Similarly to other publications, we found a correlation between cancer stage in the Gleason score and ADC value in our material. There is a statistically significant negative correlation between the mean ADC value and the Gleason score of tumors. Increased tumor cellularity, structural change of gland stroma (which is found to be more fibrous), and disorganization of texture causing a relatively more restricted motion of water molecules within high Gleason score tumors could explain such a correlation. What is more, there is a significant difference between mean ADC values of low, intermediate, and high clinical risk tumors [17,18]. It was confirmed by the results of Tamada et al. 2 who also reported a negative correlation between ADC values and Gleason score. Mazaheri et al. [19] and deSouza et al. also demonstrated significant differences between the two groups at 1.5 T after comparing ADC values for low- and high-risk prostate cancers. Our material analysis showed that although we examined the patients with 1.5 T MRI we are able to diagnose them with prostate cancer [21,22]. If there is no diffusion restriction in the peripheral zone, and serum PSA level is elevated but not increasing, it is possible to choose MRI examination as a follow-up treatment option instead of performing CNB under MRI guidance.

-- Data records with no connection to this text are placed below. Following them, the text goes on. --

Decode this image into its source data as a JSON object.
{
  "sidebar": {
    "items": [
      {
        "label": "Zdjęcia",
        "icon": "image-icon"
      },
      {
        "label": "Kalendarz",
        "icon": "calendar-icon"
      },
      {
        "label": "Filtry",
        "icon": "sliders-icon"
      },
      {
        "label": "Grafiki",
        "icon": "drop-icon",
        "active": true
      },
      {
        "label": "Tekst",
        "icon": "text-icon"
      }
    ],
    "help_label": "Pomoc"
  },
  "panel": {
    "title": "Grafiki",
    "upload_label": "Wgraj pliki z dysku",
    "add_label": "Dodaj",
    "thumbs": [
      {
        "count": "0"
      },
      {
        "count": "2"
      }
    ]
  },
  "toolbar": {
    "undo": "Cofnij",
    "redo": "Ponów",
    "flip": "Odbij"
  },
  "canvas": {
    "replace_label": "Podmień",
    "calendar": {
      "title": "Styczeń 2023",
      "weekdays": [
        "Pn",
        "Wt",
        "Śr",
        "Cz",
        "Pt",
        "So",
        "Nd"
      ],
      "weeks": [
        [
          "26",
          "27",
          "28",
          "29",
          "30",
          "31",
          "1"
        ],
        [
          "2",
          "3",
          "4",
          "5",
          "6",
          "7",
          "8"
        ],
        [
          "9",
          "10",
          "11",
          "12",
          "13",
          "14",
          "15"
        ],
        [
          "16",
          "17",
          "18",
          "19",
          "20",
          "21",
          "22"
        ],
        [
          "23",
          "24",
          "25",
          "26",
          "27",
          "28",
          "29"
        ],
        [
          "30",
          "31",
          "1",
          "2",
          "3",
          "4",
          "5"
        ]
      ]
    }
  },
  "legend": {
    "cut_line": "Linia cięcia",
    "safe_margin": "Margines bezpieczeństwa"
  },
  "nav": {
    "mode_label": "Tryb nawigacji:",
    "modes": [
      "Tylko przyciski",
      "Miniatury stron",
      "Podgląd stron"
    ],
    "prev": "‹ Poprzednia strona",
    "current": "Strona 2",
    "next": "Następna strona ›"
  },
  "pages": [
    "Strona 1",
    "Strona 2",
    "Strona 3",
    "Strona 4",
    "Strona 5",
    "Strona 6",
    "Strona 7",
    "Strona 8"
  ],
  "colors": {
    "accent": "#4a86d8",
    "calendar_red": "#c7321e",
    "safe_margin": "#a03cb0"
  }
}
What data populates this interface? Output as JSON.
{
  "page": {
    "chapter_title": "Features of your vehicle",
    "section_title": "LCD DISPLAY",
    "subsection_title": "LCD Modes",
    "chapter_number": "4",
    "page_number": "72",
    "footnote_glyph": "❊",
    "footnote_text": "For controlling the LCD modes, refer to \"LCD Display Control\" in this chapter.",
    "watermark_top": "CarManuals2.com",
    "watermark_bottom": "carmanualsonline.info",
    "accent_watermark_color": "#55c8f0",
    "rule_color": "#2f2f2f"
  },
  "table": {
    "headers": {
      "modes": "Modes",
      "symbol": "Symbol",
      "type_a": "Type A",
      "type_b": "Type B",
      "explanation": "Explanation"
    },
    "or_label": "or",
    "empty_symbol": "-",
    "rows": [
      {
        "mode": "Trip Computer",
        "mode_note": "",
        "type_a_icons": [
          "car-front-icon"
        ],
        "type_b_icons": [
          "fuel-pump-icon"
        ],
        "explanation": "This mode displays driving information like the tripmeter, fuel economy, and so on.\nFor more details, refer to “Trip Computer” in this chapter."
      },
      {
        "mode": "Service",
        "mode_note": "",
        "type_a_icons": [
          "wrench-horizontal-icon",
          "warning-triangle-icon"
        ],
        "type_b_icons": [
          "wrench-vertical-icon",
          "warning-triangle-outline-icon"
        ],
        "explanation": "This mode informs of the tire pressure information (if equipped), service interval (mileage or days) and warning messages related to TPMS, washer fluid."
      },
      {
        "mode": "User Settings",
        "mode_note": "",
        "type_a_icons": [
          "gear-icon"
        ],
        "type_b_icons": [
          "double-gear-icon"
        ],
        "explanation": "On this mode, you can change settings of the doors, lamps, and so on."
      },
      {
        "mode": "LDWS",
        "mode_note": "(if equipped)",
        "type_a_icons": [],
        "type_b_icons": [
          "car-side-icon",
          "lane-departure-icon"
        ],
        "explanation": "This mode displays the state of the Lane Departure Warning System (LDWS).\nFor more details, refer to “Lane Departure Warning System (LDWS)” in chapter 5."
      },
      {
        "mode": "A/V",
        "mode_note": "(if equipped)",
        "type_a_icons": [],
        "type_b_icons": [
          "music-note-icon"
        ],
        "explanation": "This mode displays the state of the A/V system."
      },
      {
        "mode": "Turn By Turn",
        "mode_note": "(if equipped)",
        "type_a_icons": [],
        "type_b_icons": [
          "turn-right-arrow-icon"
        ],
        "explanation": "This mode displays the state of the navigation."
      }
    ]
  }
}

We are aware that our study has several limitations. Among them there was the number of patients, which was not satisfactory, and so was the radiologist experience in MRI assessment. Secondly, the study was retrospective. Another one was the lack of possibility to perform CNB under MRI guidance. Not all patients underwent surgical procedure, which is also considered as a limitation. Due to the last two limitations it is not entirely certain whether the material obtained during TRUS CNB was taken from the area of restricted diffusion in MRI examination.
Conclusions
DWI may be helpful in differentiating high-risk patients from those at low and intermediate risk, since there is a significant correlation between ADC values determined in patients included in three different groups according to their Gleason scores. This information may be useful in the assessment of prostate cancer aggressiveness.